There are also many home care safety pitfalls that are easily overlooked, and many people would not believe them if they were told. A patient came for follow-up last week. The blood glucose meter has never been calibrated after 5 years of use. The measured blood sugar was 2.3mmol/L lower than the venous blood. He always thought that his blood sugar was controlled very well, but the result was that the glycation level was 7.9%. Some patients use an insulin needle seven or eight times in order to save money. Last time, an old man used a needle for almost a month and developed a large abscess in his abdomen. He had to stay in the hospital for a week before it recovered. The hospitalization fee was enough to buy several years of needles, so the gain outweighed the loss.

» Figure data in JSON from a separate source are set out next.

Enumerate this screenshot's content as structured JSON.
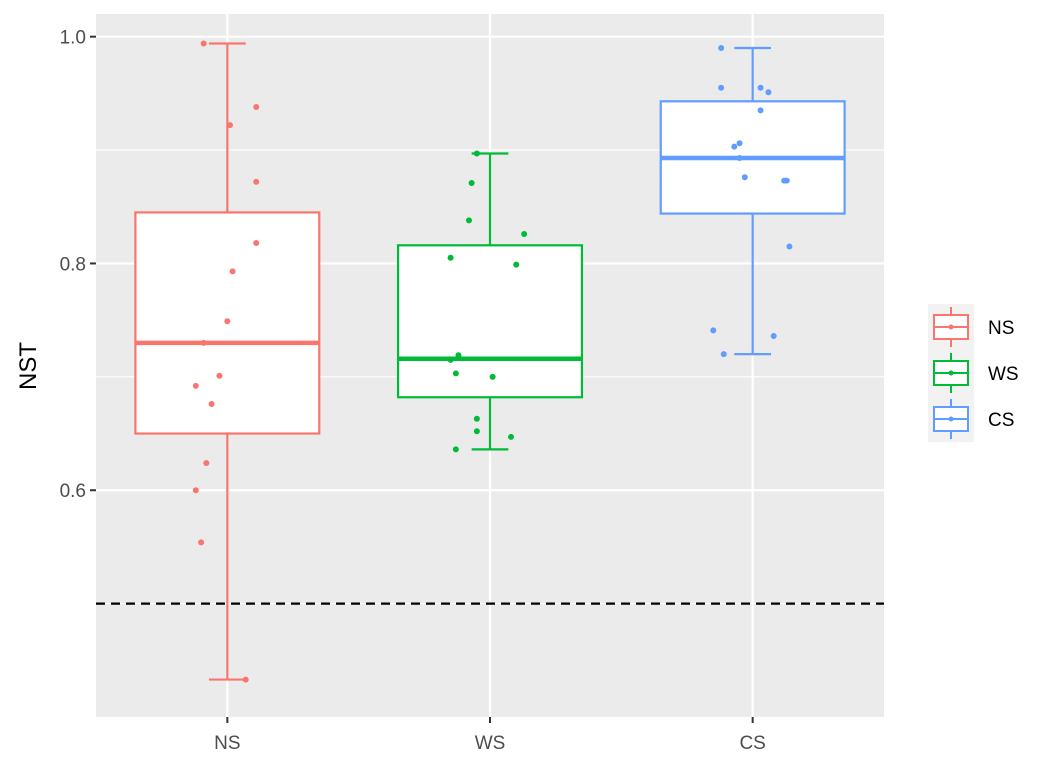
{
  "chart_data": {
    "type": "boxplot",
    "title": "",
    "xlabel": "",
    "ylabel": "NST",
    "categories": [
      "NS",
      "WS",
      "CS"
    ],
    "ylim": [
      0.4,
      1.02
    ],
    "y_ticks": [
      0.6,
      0.8,
      1.0
    ],
    "y_tick_labels": [
      "0.6",
      "0.8",
      "1.0"
    ],
    "reference_line": {
      "y": 0.5,
      "style": "dashed",
      "color": "#000000"
    },
    "grid": true,
    "legend": {
      "position": "right",
      "entries": [
        "NS",
        "WS",
        "CS"
      ]
    },
    "series": [
      {
        "name": "NS",
        "color": "#F8766D",
        "box": {
          "lower_whisker": 0.433,
          "q1": 0.65,
          "median": 0.73,
          "q3": 0.845,
          "upper_whisker": 0.994
        },
        "points": [
          {
            "x": -0.09,
            "y": 0.994
          },
          {
            "x": 0.11,
            "y": 0.938
          },
          {
            "x": 0.01,
            "y": 0.922
          },
          {
            "x": 0.11,
            "y": 0.872
          },
          {
            "x": 0.11,
            "y": 0.818
          },
          {
            "x": 0.02,
            "y": 0.793
          },
          {
            "x": 0.0,
            "y": 0.749
          },
          {
            "x": -0.09,
            "y": 0.73
          },
          {
            "x": -0.03,
            "y": 0.701
          },
          {
            "x": -0.12,
            "y": 0.692
          },
          {
            "x": -0.06,
            "y": 0.676
          },
          {
            "x": -0.08,
            "y": 0.624
          },
          {
            "x": -0.12,
            "y": 0.6
          },
          {
            "x": -0.1,
            "y": 0.554
          },
          {
            "x": 0.07,
            "y": 0.433
          }
        ]
      },
      {
        "name": "WS",
        "color": "#00BA38",
        "box": {
          "lower_whisker": 0.636,
          "q1": 0.682,
          "median": 0.716,
          "q3": 0.816,
          "upper_whisker": 0.897
        },
        "points": [
          {
            "x": -0.05,
            "y": 0.897
          },
          {
            "x": -0.07,
            "y": 0.871
          },
          {
            "x": -0.08,
            "y": 0.838
          },
          {
            "x": 0.13,
            "y": 0.826
          },
          {
            "x": -0.15,
            "y": 0.805
          },
          {
            "x": 0.1,
            "y": 0.799
          },
          {
            "x": -0.12,
            "y": 0.719
          },
          {
            "x": -0.15,
            "y": 0.715
          },
          {
            "x": -0.13,
            "y": 0.703
          },
          {
            "x": 0.01,
            "y": 0.7
          },
          {
            "x": -0.05,
            "y": 0.663
          },
          {
            "x": 0.08,
            "y": 0.647
          },
          {
            "x": -0.05,
            "y": 0.652
          },
          {
            "x": -0.13,
            "y": 0.636
          }
        ]
      },
      {
        "name": "CS",
        "color": "#619CFF",
        "box": {
          "lower_whisker": 0.72,
          "q1": 0.844,
          "median": 0.893,
          "q3": 0.943,
          "upper_whisker": 0.99
        },
        "points": [
          {
            "x": -0.12,
            "y": 0.99
          },
          {
            "x": -0.12,
            "y": 0.955
          },
          {
            "x": 0.03,
            "y": 0.955
          },
          {
            "x": 0.06,
            "y": 0.951
          },
          {
            "x": 0.03,
            "y": 0.935
          },
          {
            "x": -0.05,
            "y": 0.906
          },
          {
            "x": -0.07,
            "y": 0.903
          },
          {
            "x": -0.05,
            "y": 0.893
          },
          {
            "x": -0.03,
            "y": 0.876
          },
          {
            "x": 0.12,
            "y": 0.873
          },
          {
            "x": 0.13,
            "y": 0.873
          },
          {
            "x": 0.14,
            "y": 0.815
          },
          {
            "x": -0.15,
            "y": 0.741
          },
          {
            "x": 0.08,
            "y": 0.736
          },
          {
            "x": -0.11,
            "y": 0.72
          }
        ]
      }
    ]
  }
}
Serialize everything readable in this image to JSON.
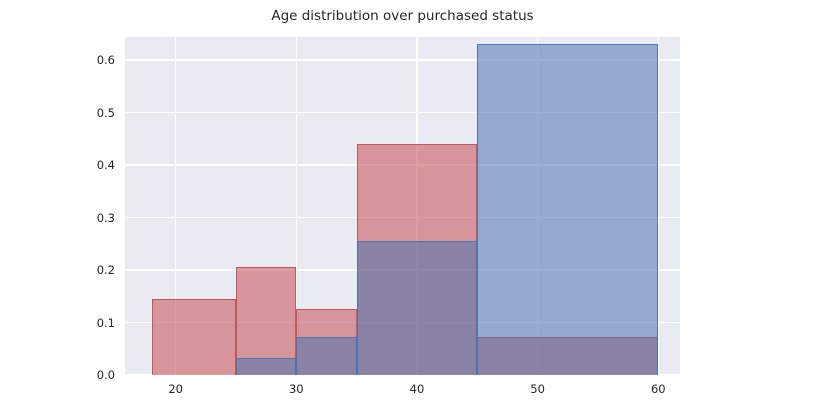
{
  "chart_data": {
    "type": "bar",
    "variant": "overlaid histogram (two distributions, translucent fill)",
    "title": "Age distribution over purchased status",
    "xlabel": "",
    "ylabel": "",
    "x_tick_labels": [
      "20",
      "30",
      "40",
      "50",
      "60"
    ],
    "y_tick_labels": [
      "0.0",
      "0.1",
      "0.2",
      "0.3",
      "0.4",
      "0.5",
      "0.6"
    ],
    "xlim": [
      15.8,
      61.8
    ],
    "ylim": [
      0,
      0.644
    ],
    "grid": true,
    "legend": false,
    "colors": {
      "plot_background": "#eaeaf2",
      "gridline": "#ffffff",
      "series_red": "#c44e52",
      "series_blue": "#4c72b0",
      "fill_alpha": 0.55,
      "edge_alpha": 0.9,
      "text": "#262626"
    },
    "series": [
      {
        "name": "red",
        "color": "#c44e52",
        "bars": [
          {
            "x0": 18,
            "x1": 25,
            "height": 0.145
          },
          {
            "x0": 25,
            "x1": 30,
            "height": 0.205
          },
          {
            "x0": 30,
            "x1": 35,
            "height": 0.125
          },
          {
            "x0": 35,
            "x1": 45,
            "height": 0.44
          },
          {
            "x0": 45,
            "x1": 60,
            "height": 0.073
          }
        ]
      },
      {
        "name": "blue",
        "color": "#4c72b0",
        "bars": [
          {
            "x0": 25,
            "x1": 30,
            "height": 0.032
          },
          {
            "x0": 30,
            "x1": 35,
            "height": 0.073
          },
          {
            "x0": 35,
            "x1": 45,
            "height": 0.255
          },
          {
            "x0": 45,
            "x1": 60,
            "height": 0.63
          }
        ]
      }
    ]
  }
}
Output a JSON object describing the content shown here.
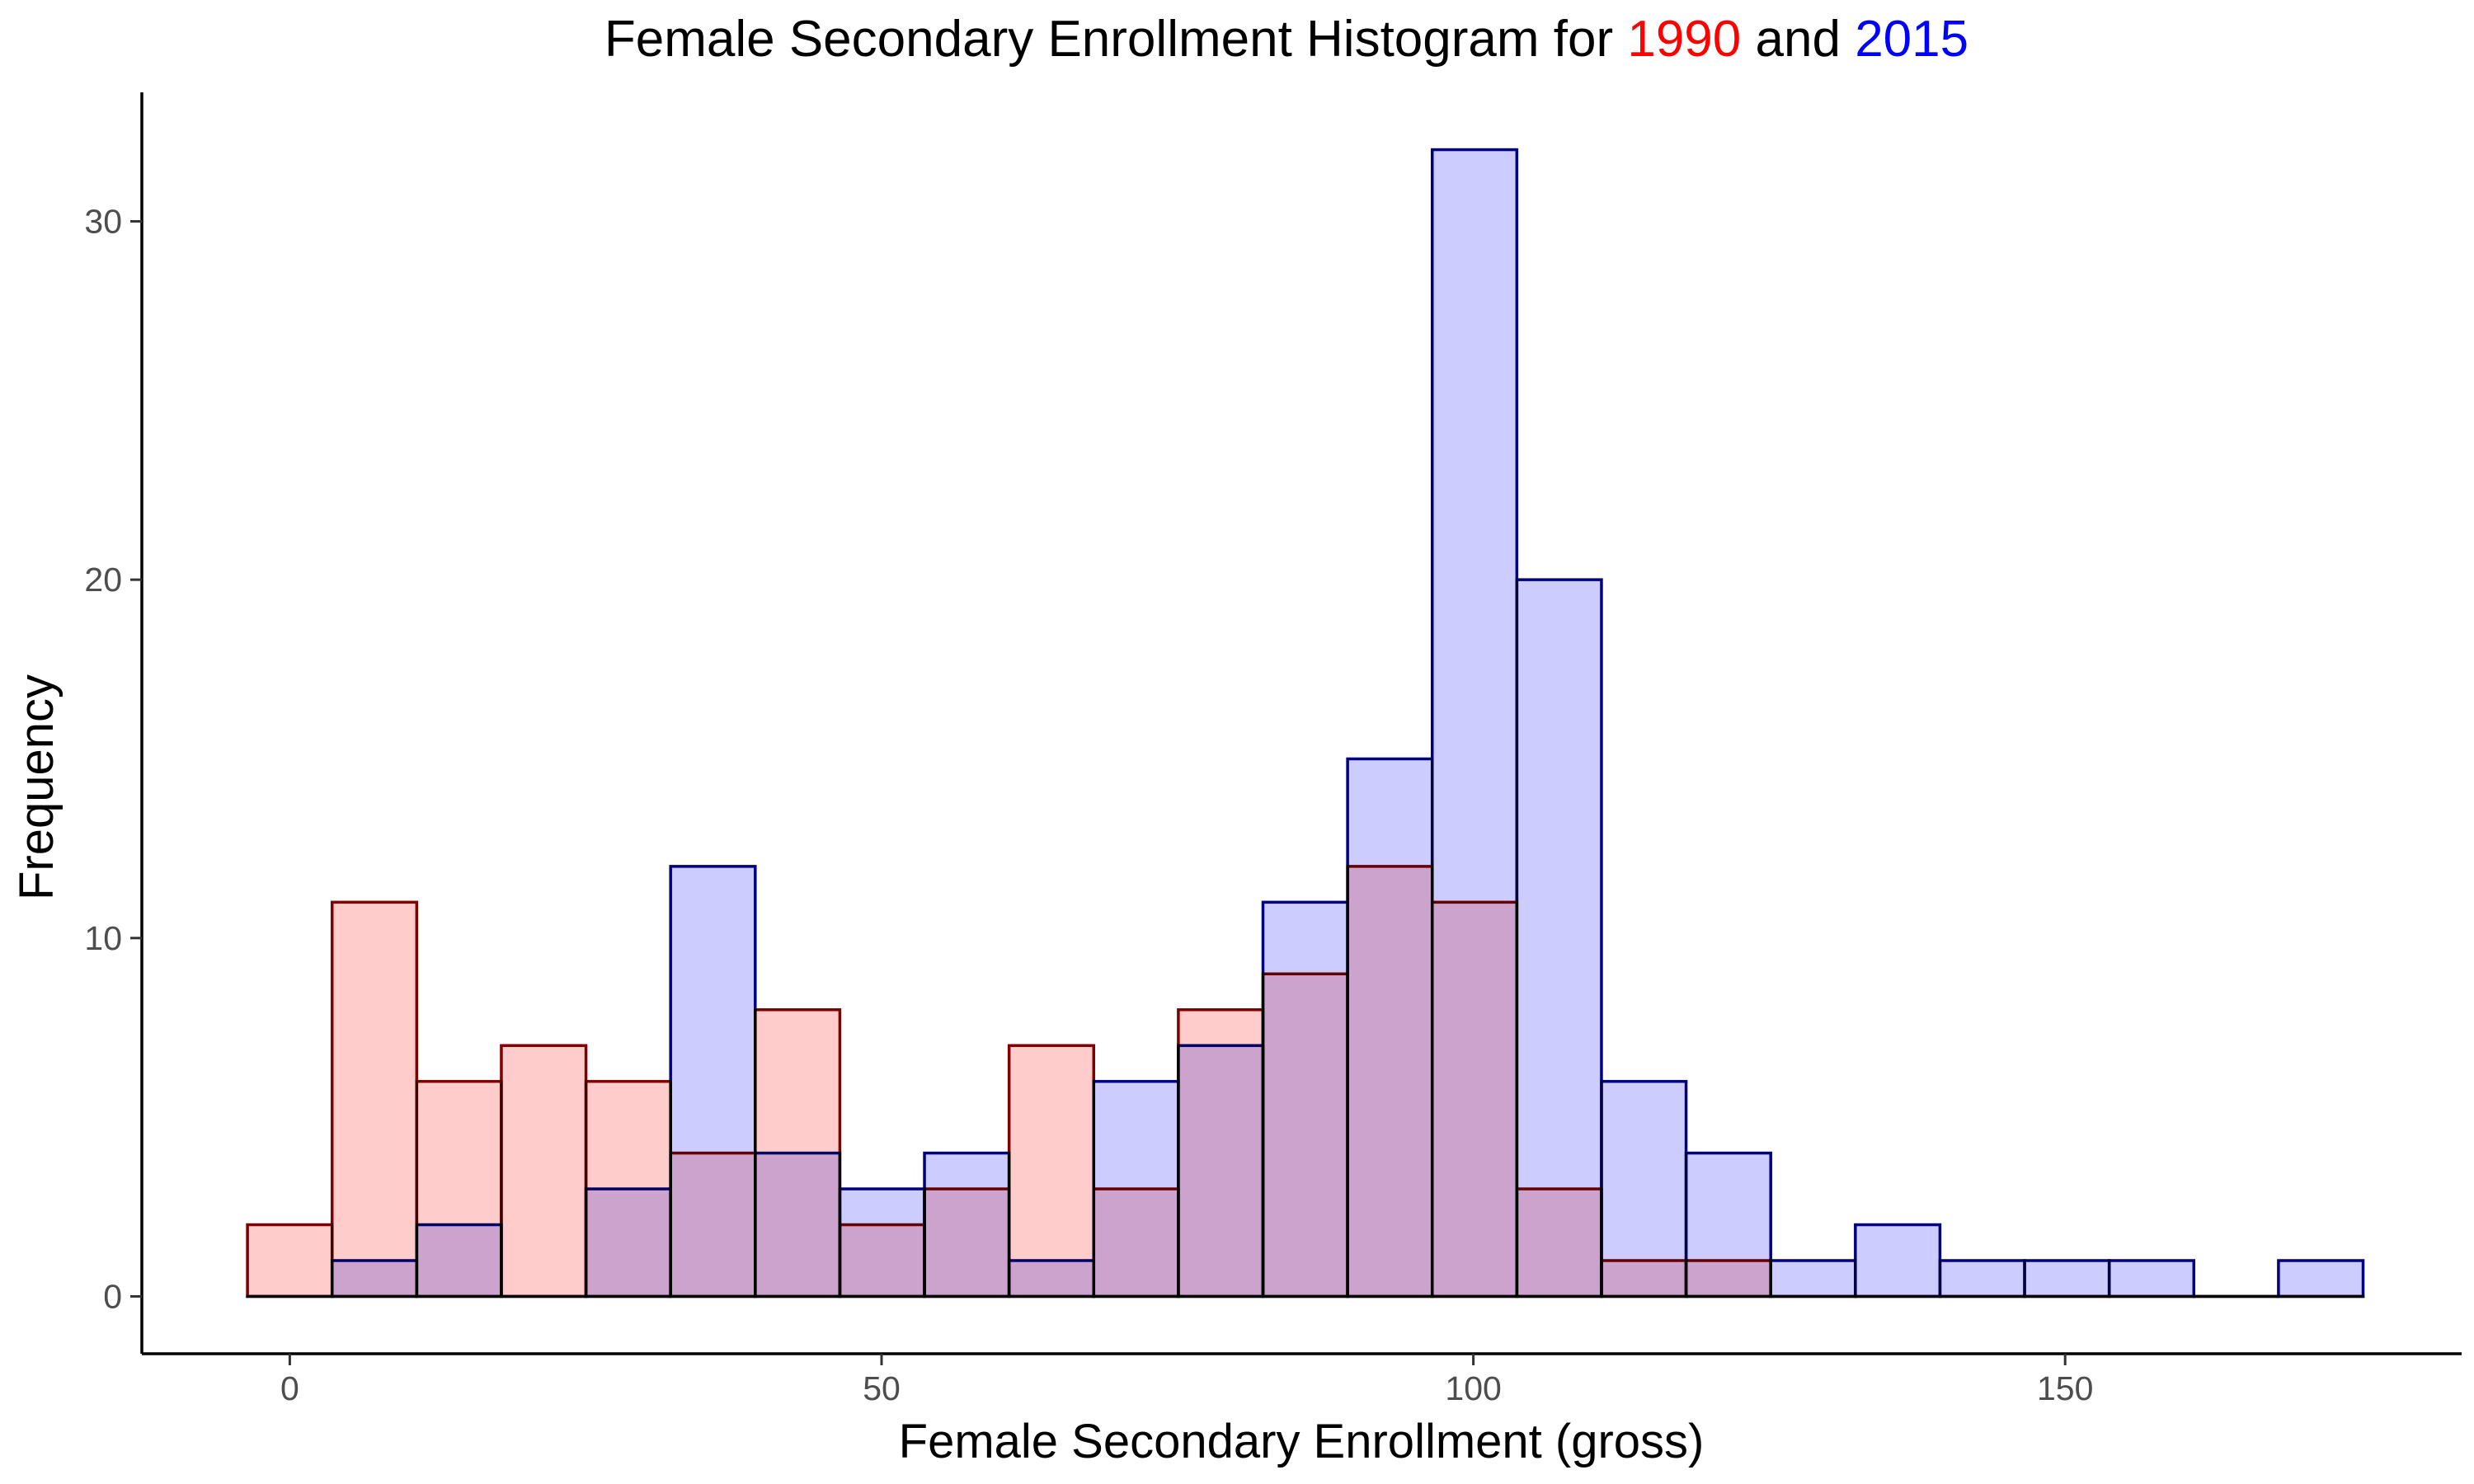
{
  "chart_data": {
    "type": "histogram",
    "title": {
      "prefix": "Female Secondary Enrollment Histogram for ",
      "series1_label": "1990",
      "connector": " and ",
      "series2_label": "2015"
    },
    "xlabel": "Female Secondary Enrollment (gross)",
    "ylabel": "Frequency",
    "xlim": [
      -12.5,
      183.5
    ],
    "ylim": [
      -1.6,
      33.6
    ],
    "x_ticks": [
      0,
      50,
      100,
      150
    ],
    "x_tick_labels": [
      "0",
      "50",
      "100",
      "150"
    ],
    "y_ticks": [
      0,
      10,
      20,
      30
    ],
    "y_tick_labels": [
      "0",
      "10",
      "20",
      "30"
    ],
    "bin_width": 7.15,
    "bin_centers": [
      0,
      7.15,
      14.3,
      21.45,
      28.6,
      35.75,
      42.9,
      50.05,
      57.2,
      64.35,
      71.5,
      78.65,
      85.8,
      92.95,
      100.1,
      107.25,
      114.4,
      121.55,
      128.7,
      135.85,
      143,
      150.15,
      157.3,
      164.45,
      171.6
    ],
    "grid": false,
    "legend": "none (series colors shown in title)",
    "series": [
      {
        "name": "1990",
        "fill": "#ffcccc",
        "stroke": "#800000",
        "title_color": "#ff0000",
        "values": [
          2,
          11,
          6,
          7,
          6,
          4,
          8,
          2,
          3,
          7,
          3,
          8,
          9,
          12,
          11,
          3,
          1,
          1,
          0,
          0,
          0,
          0,
          0,
          0,
          0
        ]
      },
      {
        "name": "2015",
        "fill": "#ccccff",
        "stroke": "#000080",
        "title_color": "#0000ff",
        "values": [
          0,
          1,
          2,
          0,
          3,
          12,
          4,
          3,
          4,
          1,
          6,
          7,
          11,
          15,
          32,
          20,
          6,
          4,
          1,
          2,
          1,
          1,
          1,
          0,
          1
        ]
      }
    ]
  }
}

In fact, after more than ten years of working in diabetes care, my biggest feeling is that safety management has never been about holding a set of standard cards for everyone. Some people are more precise, injecting insulin according to the grid and measuring blood sugar 4 times a day, so that their blood sugar can be stabilized and their mood can be stabilized. ; Some people are more strict and cannot remember so many rules. As long as they don't mix medicine randomly, do screenings on time every year, and throw away needles after using them once, they can control it very well. The core is not to provide perfect care, but to avoid stepping into big pitfalls that can kill or cause disability, and to do the rest as comfortable as possible. After all, if your blood sugar is stable, your mentality will be more stable.